Log Module Architecture

Overall Architecture Description

The logging system consists of the following core functional modules:

  1. Log Collection

    • Provided based on the open-source component filebeat
    • Log collection: Supports the collection of standard output logs, file logs, Kubernetes events, and audits.
  2. Log Storage

    • Two different log storage solutions are provided based on the open-source components Clickhouse and ElasticSearch.
    • Log Storage: Supports long-term storage of log files.
    • Log Storage Time Management: Supports management of log storage duration at the project level.
  3. Log Visualization

    • Provides convenient and reliable log querying, log exporting, and log analysis capabilities.

Log Collection

Component Installation Method

nevermore is installed as a daemonset in the cpaas-system namespace of each cluster. This component consists of 4 containers:

NameFunction
auditCollects audit data
eventCollects event data
logCollects log data (including standard output and file logs)
node-problem-detectorCollects abnormal information on nodes

Data Collection Process

After nevermore collects audit/event/log information, it sends the data to the log storage cluster, undergoing authentication by Razor before being ultimately stored in ElasticSearch or ClickHouse.

Log Consumption and Storage

Razor

Razor is responsible for authentication and receiving and forwarding log messages.

  • After Razor receives requests sent by nevermore from various workload clusters, it first authenticates using the Token in the request. If authentication fails, the request is denied.
  • If the installed log storage component is ElasticSearch, it writes the corresponding logs into the Kafka cluster.
  • If the installed log storage component is Clickhouse, it passes the corresponding logs to Vector, which are ultimately written into Clickhouse.

Lanaya

Lanaya is responsible for consuming and forwarding log data in the ElasticSearch log storage link.

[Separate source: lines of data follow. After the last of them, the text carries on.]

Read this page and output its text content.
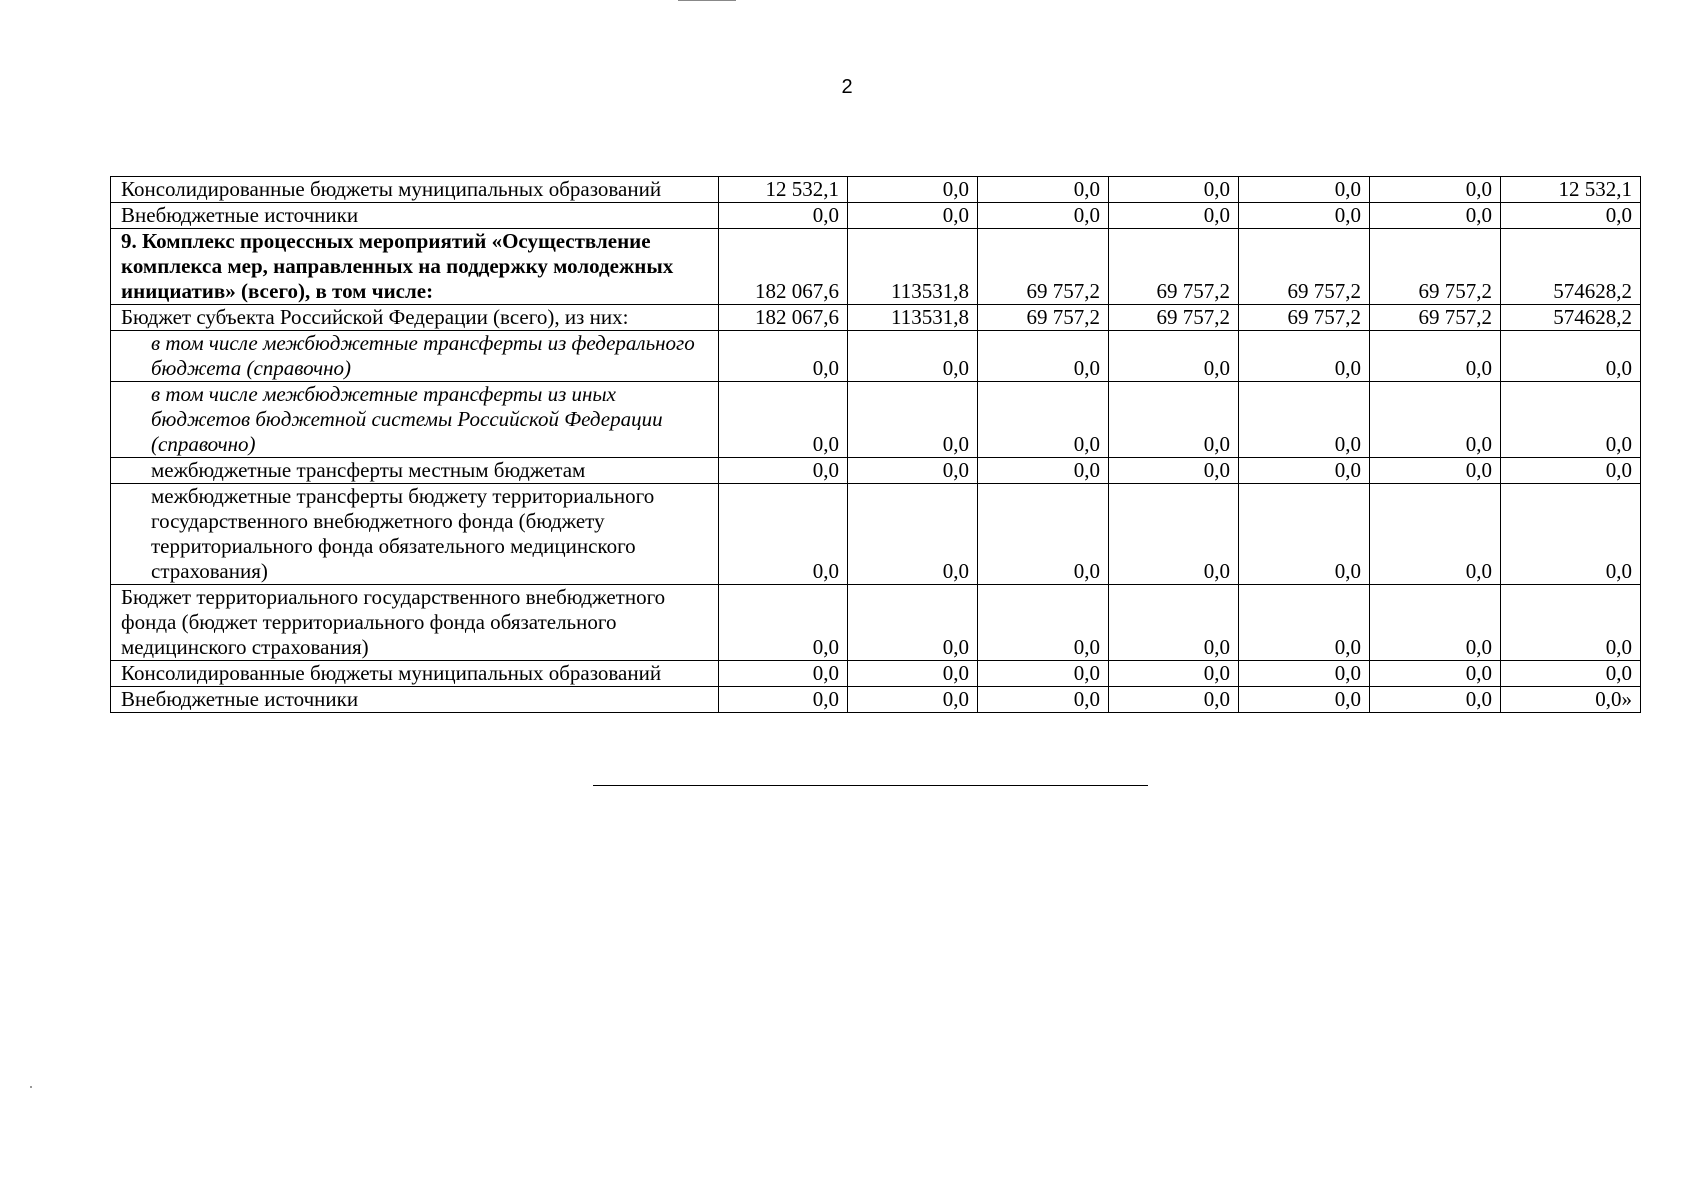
2
Консолидированные бюджеты муниципальных образований	12 532,1	0,0	0,0	0,0	0,0	0,0	12 532,1
Внебюджетные источники	0,0	0,0	0,0	0,0	0,0	0,0	0,0
9. Комплекс процессных мероприятий «Осуществление комплекса мер, направленных на поддержку молодежных инициатив» (всего), в том числе:	182 067,6	113531,8	69 757,2	69 757,2	69 757,2	69 757,2	574628,2
Бюджет субъекта Российской Федерации (всего), из них:	182 067,6	113531,8	69 757,2	69 757,2	69 757,2	69 757,2	574628,2
в том числе межбюджетные трансферты из федерального бюджета (справочно)	0,0	0,0	0,0	0,0	0,0	0,0	0,0
в том числе межбюджетные трансферты из иных бюджетов бюджетной системы Российской Федерации (справочно)	0,0	0,0	0,0	0,0	0,0	0,0	0,0
межбюджетные трансферты местным бюджетам	0,0	0,0	0,0	0,0	0,0	0,0	0,0
межбюджетные трансферты бюджету территориального государственного внебюджетного фонда (бюджету территориального фонда обязательного медицинского страхования)	0,0	0,0	0,0	0,0	0,0	0,0	0,0
Бюджет территориального государственного внебюджетного фонда (бюджет территориального фонда обязательного медицинского страхования)	0,0	0,0	0,0	0,0	0,0	0,0	0,0
Консолидированные бюджеты муниципальных образований	0,0	0,0	0,0	0,0	0,0	0,0	0,0
Внебюджетные источники	0,0	0,0	0,0	0,0	0,0	0,0	0,0»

  • Lanaya subscribes to topics in Kafka. After receiving the messages from the subscription, it decompresses the messages.
  • After decompression, it preprocesses the messages by adding necessary fields, transforming fields, and splitting data.
  • Finally, it stores the messages in the corresponding index of ElasticSearch based on the message's time and type.

Vector

Vector is responsible for processing and forwarding log data in the Clickhouse log storage link, ultimately storing the logs in the corresponding table in Clickhouse.

Log Visualization

  1. Users can query the audit/event/log query URLs from the product UI interface for display:
  • Log Query /platform/logging.alauda.io/v1
  • Event Query /platform/events.alauda.io/v1
  • Audit Query /platform/audits.alauda.io/v1
  1. The requests are processed by the advanced API component Courier, which queries the log data from the log storage clusters ElasticSearch or Clickhouse and returns it to the page.